1. In a casting system including a casting mold and a tundish arranged above the casting mold, the improvement of apparatus for adding an alloy material to a molten metal stream flowing form the tundish into the casting mold comprising in combination:

a hollow tube generally extending in a horizontal direction, said tube having a closed end and an open end; means associated with the hollow tube for positioning the open end of the hollow tube between the tundish and the casting mold and adapted to be in opposed relation to and on one side of a molten metal stream and for maintaining the tube generally transverse to a direction of travel of a molten metal stream from the tundish to the casting mold;

means associated with the closed end of the hollow tube for supplying inert gas to said hollow tube for discharge from the open end toward and around a molten metal stream, said open end being unblocked to permit visual observation of a molten metal stream on a side opposite the open end;

means mounted in the hollow tube to reduce the velocity of the inert gas suppled to the hollow tube to produce a low velocity gas exciting the open end of the hollow tube;

an alloy feed tube positioned within the hollow tube, said alloy feed tube including an inert gas inlet, and alloy inlet for receiving pellets of alloy material and a discharge nozzle arranged at the open end of the hollow tube and having an outlet directed toward the open end of the hollow tube;

means associated with the alloy feed tube for supplying a mixture of alloy material and inert gas at a relatively higher velocity then the velocity of said low velocity gas to the alloy feed tube;

a gas feed tube in the hollow tube having an outlet at the open end of the hollow tube, said outlet being arranged to direct inert gas toward said casting mold; and means in the alloy feed tube for directing the alloy pellets by flow of said relatively higher velocity inert gas into the molten metal stream simultaneous with the low velocity inert gas flow which envelopes the molten metal stream.
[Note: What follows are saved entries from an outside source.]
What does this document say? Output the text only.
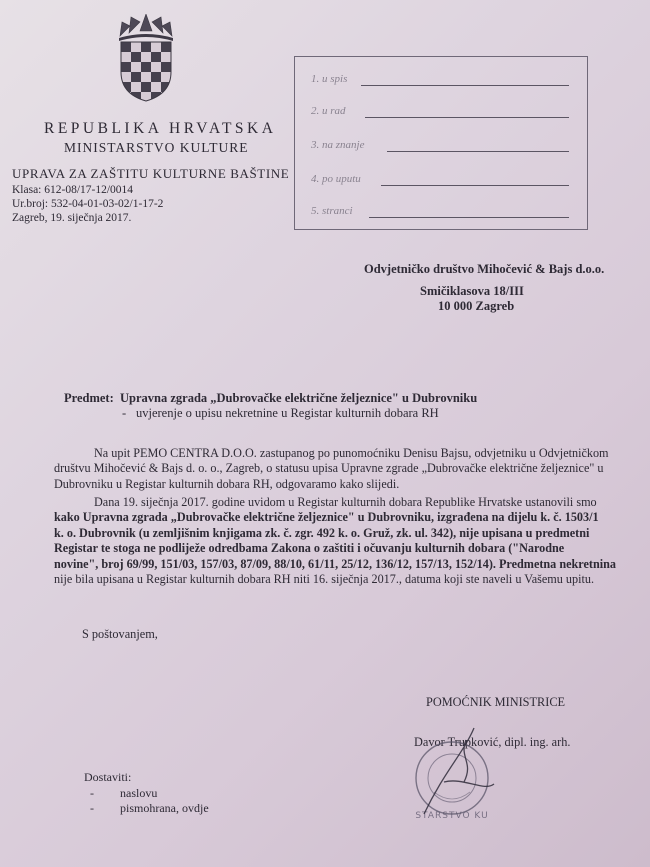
REPUBLIKA HRVATSKA
MINISTARSTVO KULTURE
UPRAVA ZA ZAŠTITU KULTURNE BAŠTINE
Klasa: 612-08/17-12/0014
Ur.broj: 532-04-01-03-02/1-17-2
Zagreb, 19. siječnja 2017.
1. u spis
2. u rad
3. na znanje
4. po uputu
5. stranci
Odvjetničko društvo Mihočević & Bajs d.o.o.
Smičiklasova 18/III
10 000 Zagreb
Predmet: Upravna zgrada „Dubrovačke električne željeznice" u Dubrovniku
- uvjerenje o upisu nekretnine u Registar kulturnih dobara RH
Na upit PEMO CENTRA D.O.O. zastupanog po punomoćniku Denisu Bajsu, odvjetniku u Odvjetničkom
društvu Mihočević & Bajs d. o. o., Zagreb, o statusu upisa Upravne zgrade „Dubrovačke električne željeznice" u
Dubrovniku u Registar kulturnih dobara RH, odgovaramo kako slijedi.
Dana 19. siječnja 2017. godine uvidom u Registar kulturnih dobara Republike Hrvatske ustanovili smo
kako Upravna zgrada „Dubrovačke električne željeznice" u Dubrovniku, izgrađena na dijelu k. č. 1503/1
k. o. Dubrovnik (u zemljišnim knjigama zk. č. zgr. 492 k. o. Gruž, zk. ul. 342), nije upisana u predmetni
Registar te stoga ne podliježe odredbama Zakona o zaštiti i očuvanju kulturnih dobara ("Narodne
novine", broj 69/99, 151/03, 157/03, 87/09, 88/10, 61/11, 25/12, 136/12, 157/13, 152/14). Predmetna nekretnina
nije bila upisana u Registar kulturnih dobara RH niti 16. siječnja 2017., datuma koji ste naveli u Vašemu upitu.
S poštovanjem,
POMOĆNIK MINISTRICE
Davor Trupković, dipl. ing. arh.
STARSTVO KU
Dostaviti:
- naslovu
- pismohrana, ovdje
2. The apparatus of claim 1 wherein the alloy feed tube comprises an elongated tube member with a discharge nozzle, said nozzle being shaped to control lateral dispersion of alloy material.

3. The apparatus of claim 2 wherein the nozzle has a lateral dimension less than two times the maximum diameter of pellets ejected from the nozzle.

4. The apparatus of claim 2 wherein the nozzle has a lateral dimension less than the longitudinal dimension.